The problem stared back at me again today. Cold and calculating. Haunting yet welcoming. "I am scared" is my usual response. The vast emptiness of the white canvas signifies the difficult days ahead. The feeling of being lost rings loud and my knees start to tap quickly, preparing for my feet to be ready to run.

As a computer engineer and data scientist, I typically have seas of unrelated data. The problems that customers ask me are usually vague questions—that is, if I am lucky. Usually they start with just a sentence like this ...

Customer: We don't know but can you look into this pile of data and see if there is anything useful?

Me: What data do you have ?

Customer: Some Excels and some of papers of notes.

Me: How long did you collect this ?

Customer: Oh I don't know, two to three years. But we think it has the answer to our production problem.

Me: [Long Sigh]


The Craft and the tool

Data science at its essence is lonely work. You start with the incomplete data that your customers collect and your tool is software called "Jupyter Lab." It mainly consists of many frustrating unrelated tasks that produce a semblance of intelligence. It is a bricolage of many disciplines such as visual art, writing, deduction and logics.

I used to start my day with a set of to-do list items, but those days are long gone. I found it is best to start lost. I have a big table with nothing in it. Scattered blank paper, and my favorite drawing pen. It is a Figma Graphic 3 pigment pen. I keep a mood candle nearby. I learned over the years that it is better to admit that I have no clue how to start than to pretend.

The effort can last one hour, one day, and some of them after months of trying, I simply give up. Out of thousands of attempts, sometimes I find an approach that gives me the delight and surprise that I can not express here. For example, when I discover the power of statisical sampling. Being able to work on a set of data to come up with a complete picture. It is sounds like doing a picture puzzle with a magic wand. To be able to put together 50 pieces of broken images, and then close your eyes and see the images appear in the darkness. Yeah, it is quite magical.

But days like that are quite rare and when they arrive, they disappear like a shy ghost that does not want to be seen. That is my prize in this endeavor. The kind of exciting AI and Data Science that you hear about is only in the movies. The real work is quite different.

Data science is more akin to writing. You start with an empty page, armed with disconnected ideas. Having no clue how the story will end. You will need to let the momentum of the first set of paragraphs lead you through the path of discovery.

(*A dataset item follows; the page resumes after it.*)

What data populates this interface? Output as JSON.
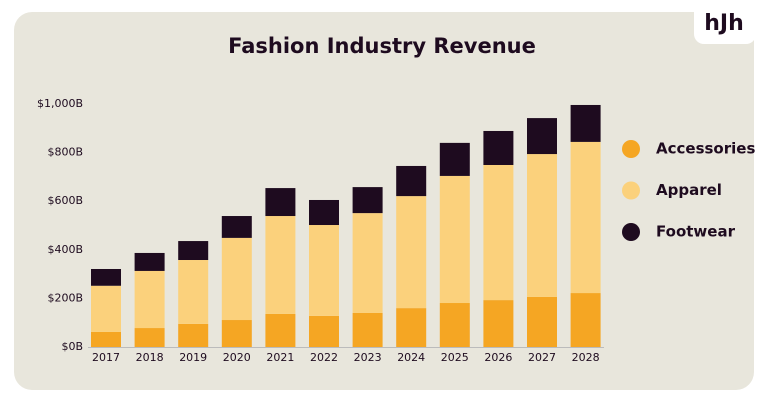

You must find the courage in you to wrestle with the unknown. Start there, then you will be rewarded - sometimes, and it is not a guarantee- with additional information that propels your curiosity to take the next step. Like I said, it is like writing a novel.

Hemingway is the model

My idol is not an AI guru like Steve Jobs, my northstar is Ernest Hemingway. Yes, the author. I heard his work while in college, but paid no attention. Only later did I stumble upon his house in Burgette, Navarre—northern Spain. I was searching myself doing a pilgrimage hike from a small village in France and ended at the town of Santiago, Spain. I was tired and took a rest on the nearest bench in that city. Only to find an English plaque with story indicating that this was "Ernest Hemingway" house.

"You must be prepared to work always without applause," Hemingway said. "When you are excited about something is when the first draft is done. But no one can see it until you have gone over it again and again until you have communicated the emotion, the sights, and the sounds to the reader, and by the time you have completed this, the words, sometimes, will not make sense to you as you read them, so many times have you re-read them."

The life of a data scientist is a full of contradiction: It’s a self inflicted act done for the reward of finding the answer that others overlook. While it’s beautiful at the end, it’s also a remarkably lonely and frustrating walk.